Digitization allows access to materials like this that are too fragile to be handled safely for general viewing and research.
Different items within a collection can be displayed together in Searchworks. View all of the issues of Nick Carter Stories that DPG has digitized here. See all of the dime novels that DPG digitized here, including the many newspaper-format story papers.
Note that many dime novels and story papers are extremely dated, and regularly contain racist imagery and text. They are an interesting and valuable window into the unfortunately common attitudes of regular people at the time, being much more raw and unpolished than the literary works of the period that have stood the test of time and are still commonly read today. Dime novels were cheap entertainment for the masses and much like television today, they reflected the attitudes and beliefs of the people who consumed them in great numbers.
Late 19th and early 20th century Asian diaspora books published in San Francisco
Early works by Yone Noguchi
These are the first published works by Yone Noguchi, poet and father to noted sculptor and designer Isamu Noguchi.
Noguchi's poems were first published in the San Francisco magazine The Lark, issues 15 and 17. This collection of issues of The Lark was bound together very tightly, making it impossible to image the entire page.
Stanford's copy of Seen & Unseen was gifted by Noguchi to Joaquin Miller, who was a friend to Noguchi - Noguchi lived in a cabin on Miller's estate in the Oakland hills, which is now a park named after Miller.
Book of Chinese folk songs
This book of Chinese folk songs was published in San Francisco in 1915, and features a beautiful cover.
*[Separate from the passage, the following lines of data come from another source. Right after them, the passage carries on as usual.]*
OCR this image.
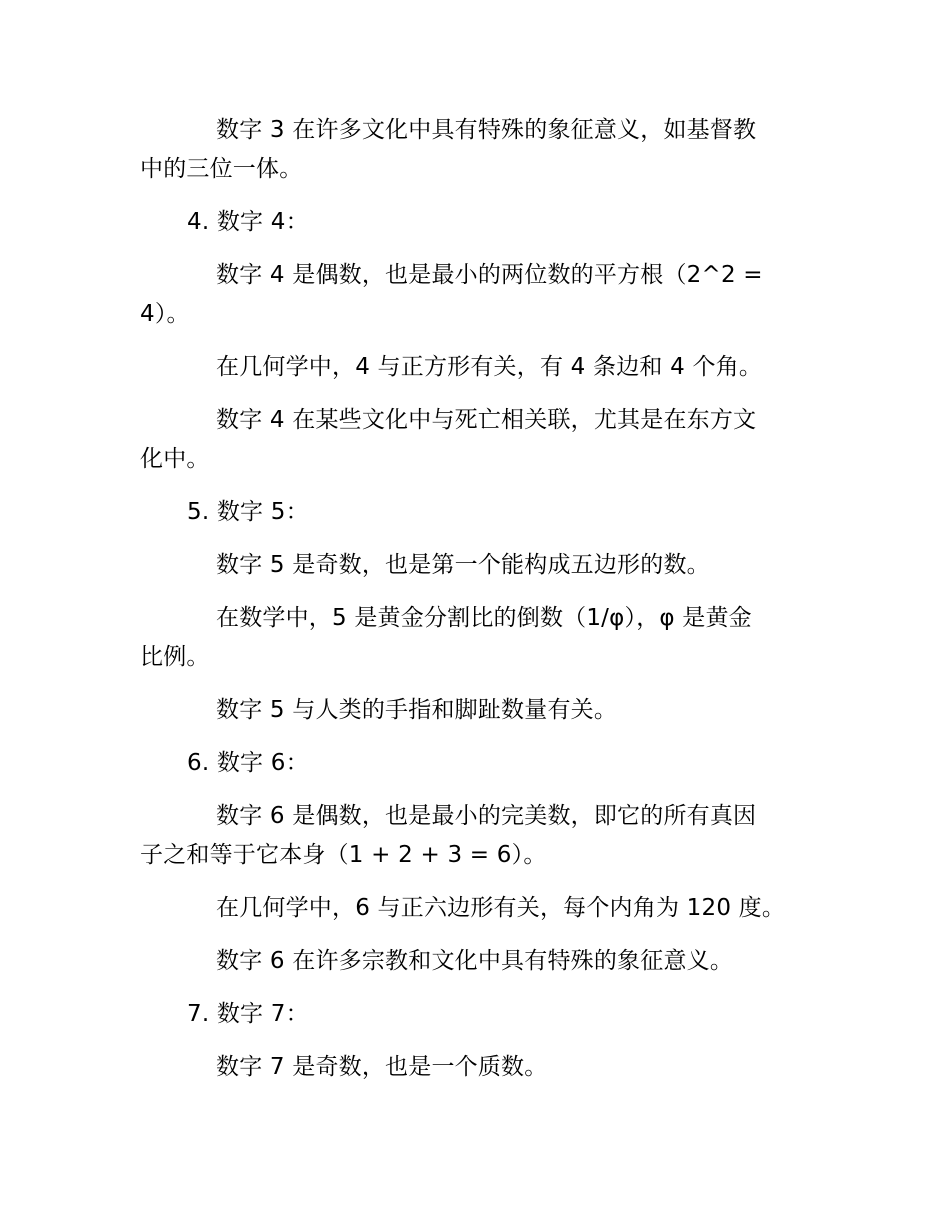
数字 3 在许多文化中具有特殊的象征意义，如基督教
中的三位一体。
4. 数字 4：
数字 4 是偶数，也是最小的两位数的平方根（2^2 =
4）。
在几何学中，4 与正方形有关，有 4 条边和 4 个角。
数字 4 在某些文化中与死亡相关联，尤其是在东方文
化中。
5. 数字 5：
数字 5 是奇数，也是第一个能构成五边形的数。
在数学中，5 是黄金分割比的倒数（1/φ），φ 是黄金
比例。
数字 5 与人类的手指和脚趾数量有关。
6. 数字 6：
数字 6 是偶数，也是最小的完美数，即它的所有真因
子之和等于它本身（1 + 2 + 3 = 6）。
在几何学中，6 与正六边形有关，每个内角为 120 度。
数字 6 在许多宗教和文化中具有特殊的象征意义。
7. 数字 7：
数字 7 是奇数，也是一个质数。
Because the binding is very pliable and in good condition, we were able to image the pages as spreads, which we felt in this case better captured the physical object. This book reads right to left (RTL), which is fully supported by the online viewer.
Special cases
Book with inserted loose items (ephemera)
This book, "The Representative Men of the Philippines", contained several inserted items, possibly used as bookmarks, and a large photo print. When the book was cataloged, the inserted items were removed and housed separately in archival envelopes, but their original positions within the book were noted - so when DPG digitized the book, we were able to place the items back inside the book where they had originally been found. They were also photographed separately and included at the end.
Item with circular/spiral binding
The nature of circular/spiral-bound items allows us to easily image them as a spread (if they are not too large), and we then have the option when cropping the images to do a perfect split down the center - the left and right pages are separate images, but join back together perfectly in the viewer.
This option is unique to circular bindings because of the buffer that the spirals provide - with other items imaged as spreads, such as the George White diaries shown earlier, it is nearly impossible in post-processing to create that perfect split down the middle.
Oversized archival document bound at top
From Stanford University Archives. "Bound object" does not just mean books, and DPG has worked on materials featuring many types of binding.
Bound object that is no longer bound
This sample book of paint colors and designs for locomotives was originally bound, but the binding no longer exists. In most cases we will take the pages out to image one by one, as seen here, rather than leaving them in a stack.